FLAMES — Fibre Large Array Multi Element Spectrograph
FLAMES (Fibre Large Array Multi Element Spectrograph) is almost a mythological monster: MEDUSA, one of three systems which feed GIRAFFE, the main spectrograph for FLAMES, has more than 130 fibres. Each of these fibres is positioned very precisely on a metal plate by the robotic arm of OzPoz. “The light from each star is collected by the corresponding fibre and sent to a spectrograph,” explains Dimitri Gadotti, Instrument Scientist for FLAMES. “In this way, FLAMES is able to take spectra of a large number of astronomical objects at the same time.”
Apart from MEDUSA, GIRAFFE can also be fed by two different integral field devices: IFU (Integral Field Unit) and ARGUS. An integral field unit can be visualised as a camera where each pixel is an individual spectrograph. So it can take images and, at the same time, the spectra of every part of the field of view and not only of selected targets. This is especially useful in very crowded fields.
A spectrograph is basically a kind of sophisticated prism: it is an instrument able to decompose the light into its component wavelengths. Instead of a simple rainbow, the output is a spectrum which is recorded on a CCD detector and finally saved in a computer file for further processing and analysis, allowing the astronomer to measure the intensity of the light at each wavelength or colour precisely.
But FLAMES, the multi-object intermediate/high resolution spectrograph installed on the second Unit Telescope (UT2) at the Very Large Telescope (VLT), is far more complex as it feeds two spectrographs: the main intermediate resolution GIRAFFE and the high resolution UVES (Ultraviolet and Visual Echelle Spectrograph, also installed on UT2).
With UVES, a much higher resolution can be achieved than with GIRAFFE, but it can only observe a maximum of eight objects at the same time and in the red part of the visible light region. The resolution of a spectrograph is the minimum difference in wavelength that can be detected for a specific wavelength of light. It is determined by the dispersion characteristics of the prism-like device.

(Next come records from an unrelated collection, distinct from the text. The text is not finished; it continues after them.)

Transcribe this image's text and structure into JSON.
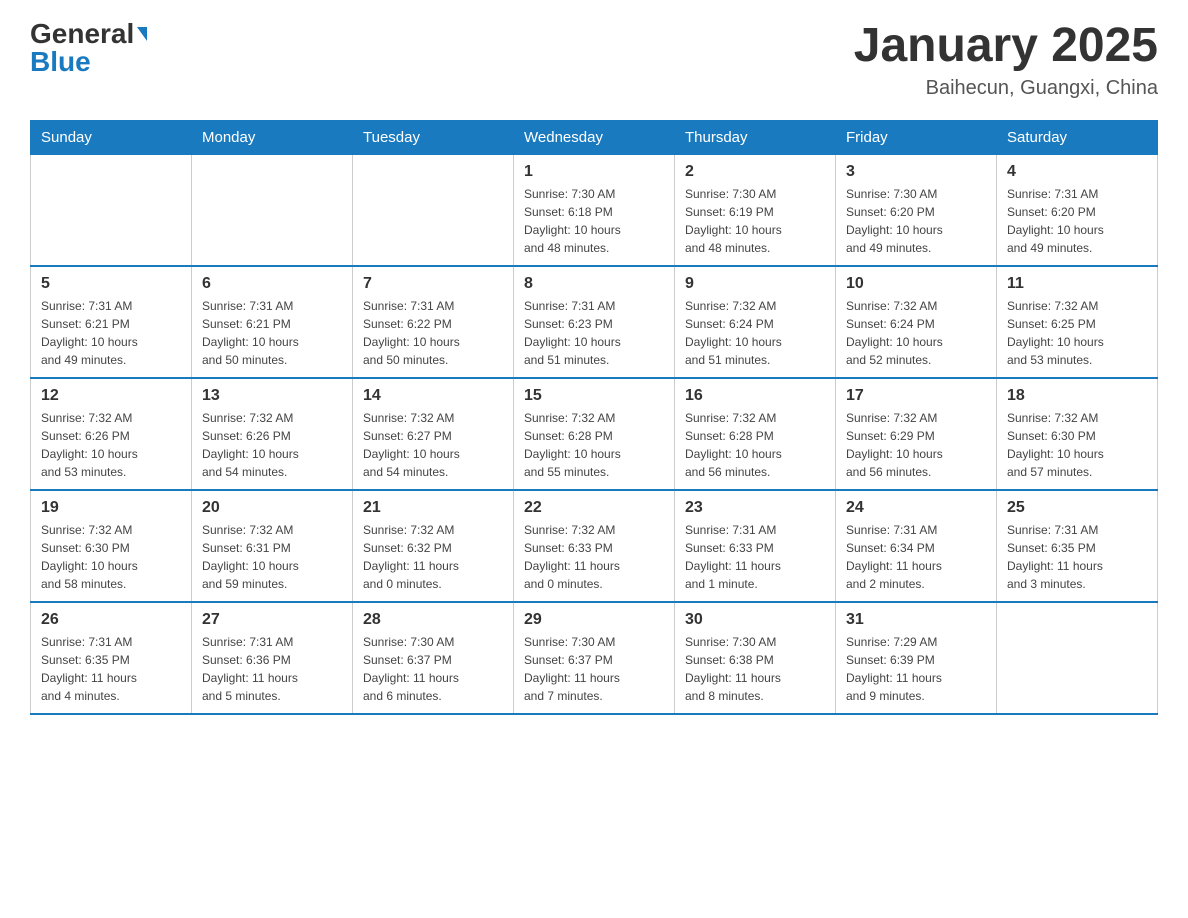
{
  "header": {
    "logo_general": "General",
    "logo_blue": "Blue",
    "month_title": "January 2025",
    "location": "Baihecun, Guangxi, China"
  },
  "days_of_week": [
    "Sunday",
    "Monday",
    "Tuesday",
    "Wednesday",
    "Thursday",
    "Friday",
    "Saturday"
  ],
  "weeks": [
    [
      {
        "day": "",
        "info": ""
      },
      {
        "day": "",
        "info": ""
      },
      {
        "day": "",
        "info": ""
      },
      {
        "day": "1",
        "info": "Sunrise: 7:30 AM\nSunset: 6:18 PM\nDaylight: 10 hours\nand 48 minutes."
      },
      {
        "day": "2",
        "info": "Sunrise: 7:30 AM\nSunset: 6:19 PM\nDaylight: 10 hours\nand 48 minutes."
      },
      {
        "day": "3",
        "info": "Sunrise: 7:30 AM\nSunset: 6:20 PM\nDaylight: 10 hours\nand 49 minutes."
      },
      {
        "day": "4",
        "info": "Sunrise: 7:31 AM\nSunset: 6:20 PM\nDaylight: 10 hours\nand 49 minutes."
      }
    ],
    [
      {
        "day": "5",
        "info": "Sunrise: 7:31 AM\nSunset: 6:21 PM\nDaylight: 10 hours\nand 49 minutes."
      },
      {
        "day": "6",
        "info": "Sunrise: 7:31 AM\nSunset: 6:21 PM\nDaylight: 10 hours\nand 50 minutes."
      },
      {
        "day": "7",
        "info": "Sunrise: 7:31 AM\nSunset: 6:22 PM\nDaylight: 10 hours\nand 50 minutes."
      },
      {
        "day": "8",
        "info": "Sunrise: 7:31 AM\nSunset: 6:23 PM\nDaylight: 10 hours\nand 51 minutes."
      },
      {
        "day": "9",
        "info": "Sunrise: 7:32 AM\nSunset: 6:24 PM\nDaylight: 10 hours\nand 51 minutes."
      },
      {
        "day": "10",
        "info": "Sunrise: 7:32 AM\nSunset: 6:24 PM\nDaylight: 10 hours\nand 52 minutes."
      },
      {
        "day": "11",
        "info": "Sunrise: 7:32 AM\nSunset: 6:25 PM\nDaylight: 10 hours\nand 53 minutes."
      }
    ],
    [
      {
        "day": "12",
        "info": "Sunrise: 7:32 AM\nSunset: 6:26 PM\nDaylight: 10 hours\nand 53 minutes."
      },
      {
        "day": "13",
        "info": "Sunrise: 7:32 AM\nSunset: 6:26 PM\nDaylight: 10 hours\nand 54 minutes."
      },
      {
        "day": "14",
        "info": "Sunrise: 7:32 AM\nSunset: 6:27 PM\nDaylight: 10 hours\nand 54 minutes."
      },
      {
        "day": "15",
        "info": "Sunrise: 7:32 AM\nSunset: 6:28 PM\nDaylight: 10 hours\nand 55 minutes."
      },
      {
        "day": "16",
        "info": "Sunrise: 7:32 AM\nSunset: 6:28 PM\nDaylight: 10 hours\nand 56 minutes."
      },
      {
        "day": "17",
        "info": "Sunrise: 7:32 AM\nSunset: 6:29 PM\nDaylight: 10 hours\nand 56 minutes."
      },
      {
        "day": "18",
        "info": "Sunrise: 7:32 AM\nSunset: 6:30 PM\nDaylight: 10 hours\nand 57 minutes."
      }
    ],
    [
      {
        "day": "19",
        "info": "Sunrise: 7:32 AM\nSunset: 6:30 PM\nDaylight: 10 hours\nand 58 minutes."
      },
      {
        "day": "20",
        "info": "Sunrise: 7:32 AM\nSunset: 6:31 PM\nDaylight: 10 hours\nand 59 minutes."
      },
      {
        "day": "21",
        "info": "Sunrise: 7:32 AM\nSunset: 6:32 PM\nDaylight: 11 hours\nand 0 minutes."
      },
      {
        "day": "22",
        "info": "Sunrise: 7:32 AM\nSunset: 6:33 PM\nDaylight: 11 hours\nand 0 minutes."
      },
      {
        "day": "23",
        "info": "Sunrise: 7:31 AM\nSunset: 6:33 PM\nDaylight: 11 hours\nand 1 minute."
      },
      {
        "day": "24",
        "info": "Sunrise: 7:31 AM\nSunset: 6:34 PM\nDaylight: 11 hours\nand 2 minutes."
      },
      {
        "day": "25",
        "info": "Sunrise: 7:31 AM\nSunset: 6:35 PM\nDaylight: 11 hours\nand 3 minutes."
      }
    ],
    [
      {
        "day": "26",
        "info": "Sunrise: 7:31 AM\nSunset: 6:35 PM\nDaylight: 11 hours\nand 4 minutes."
      },
      {
        "day": "27",
        "info": "Sunrise: 7:31 AM\nSunset: 6:36 PM\nDaylight: 11 hours\nand 5 minutes."
      },
      {
        "day": "28",
        "info": "Sunrise: 7:30 AM\nSunset: 6:37 PM\nDaylight: 11 hours\nand 6 minutes."
      },
      {
        "day": "29",
        "info": "Sunrise: 7:30 AM\nSunset: 6:37 PM\nDaylight: 11 hours\nand 7 minutes."
      },
      {
        "day": "30",
        "info": "Sunrise: 7:30 AM\nSunset: 6:38 PM\nDaylight: 11 hours\nand 8 minutes."
      },
      {
        "day": "31",
        "info": "Sunrise: 7:29 AM\nSunset: 6:39 PM\nDaylight: 11 hours\nand 9 minutes."
      },
      {
        "day": "",
        "info": ""
      }
    ]
  ]
}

“Spectra contain information about the motions, ages and chemical content of stars, as well as properties of the gaseous component,” explains Gadotti. “This makes FLAMES the perfect tool to study stellar populations and the structure and evolution of stellar systems; from our own galaxy, the Milky Way, and the nearby Magellanic Clouds, to more distant galaxies”.
The two plates each hold over 130 fibres. The
vertical plate is ready for observations at the
focus of the telescope, while the horizontal one
is being prepared by the OzPoz fibre positioner.

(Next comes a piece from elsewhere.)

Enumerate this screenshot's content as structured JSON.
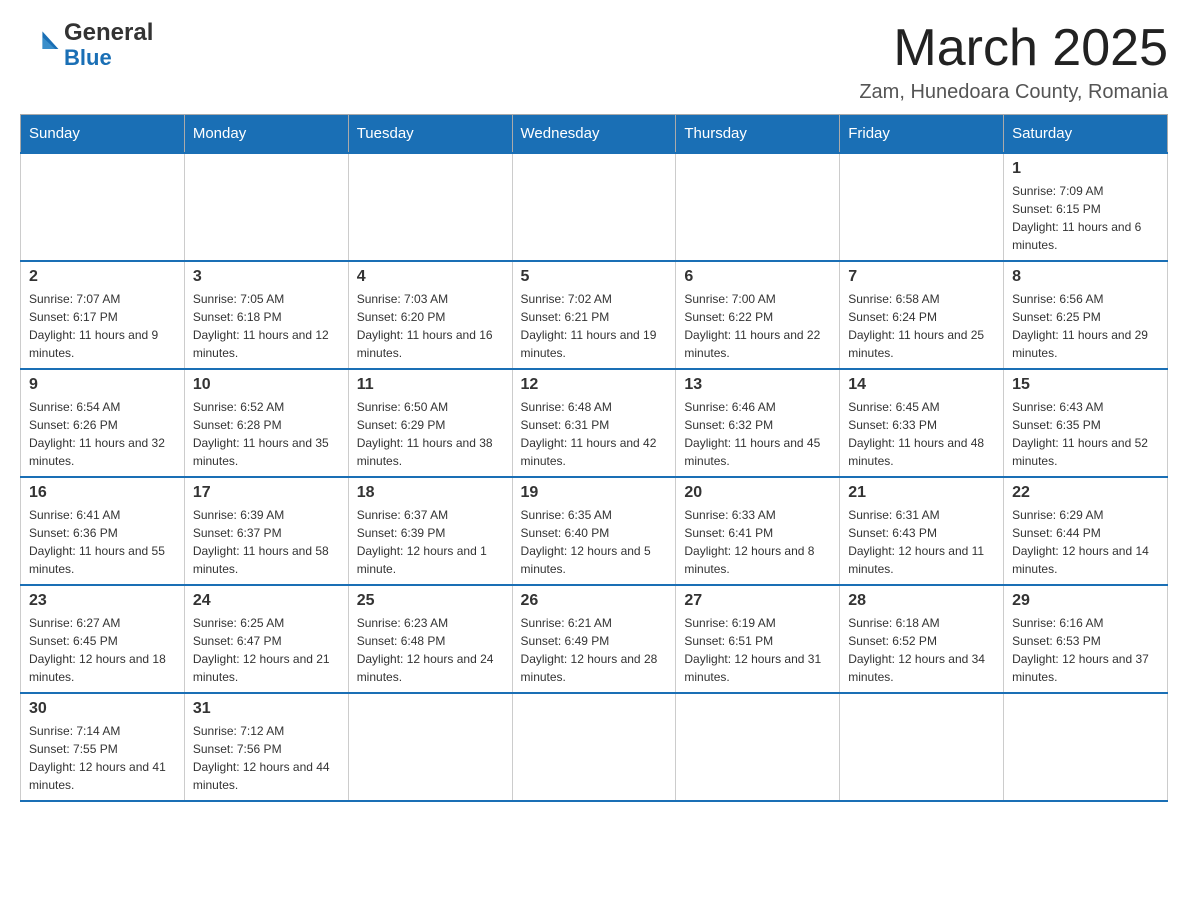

Maps showing the motion of gas and stars within
three very distant galaxies. The areas marked in
red move away from us, those in blue towards us.

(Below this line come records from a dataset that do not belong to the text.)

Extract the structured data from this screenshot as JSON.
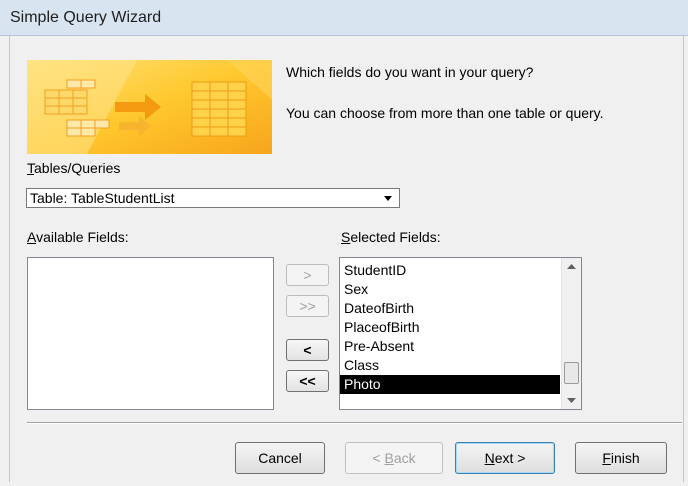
{
  "window": {
    "title": "Simple Query Wizard"
  },
  "header": {
    "prompt_main": "Which fields do you want in your query?",
    "prompt_sub": "You can choose from more than one table or query."
  },
  "tables_queries": {
    "label_hotkey": "T",
    "label_rest": "ables/Queries",
    "selected": "Table: TableStudentList"
  },
  "available": {
    "label_hotkey": "A",
    "label_rest": "vailable Fields:",
    "items": []
  },
  "selected_fields": {
    "label_hotkey": "S",
    "label_rest": "elected Fields:",
    "items": [
      "StudentID",
      "Sex",
      "DateofBirth",
      "PlaceofBirth",
      "Pre-Absent",
      "Class",
      "Photo"
    ],
    "selected_item": "Photo"
  },
  "move_buttons": {
    "add_one": ">",
    "add_all": ">>",
    "remove_one": "<",
    "remove_all": "<<"
  },
  "footer": {
    "cancel": "Cancel",
    "back_prefix": "< ",
    "back_hotkey": "B",
    "back_rest": "ack",
    "next_hotkey": "N",
    "next_rest": "ext >",
    "finish_hotkey": "F",
    "finish_rest": "inish"
  },
  "colors": {
    "banner_orange": "#f5a81c",
    "banner_yellow": "#ffd84a",
    "selection_bg": "#000000"
  }
}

The OzPoz robotic arm has positioned each of the 130 MEDUSA fibres on a different star in a cluster. The light from each fibre is dispersed by the GIRAFFE spectrograph, forming a spectrum that shows the intensity of the light for each constituent colour. On the image, each spectrum appears as an individual vertical line. Some are brighter as they correspond to brighter stars.
Each of the pixels of the ARGUS system is fitted with an optical fibre that brings the light into the GIRAFFE spectrograph, which disperses its individual colours to form a spectrum. Each spectrum appears as an individual vertical line. As the position of each fibre in the original image is known, data analysis software can re-assign each spectra to its original pixel, forming a kind of image where each pixel has the full details of the spectrum. In the case of this image, the telescope pointed ARGUS at a galaxy and the resulting spectra were used to build one of the images at the top of this page.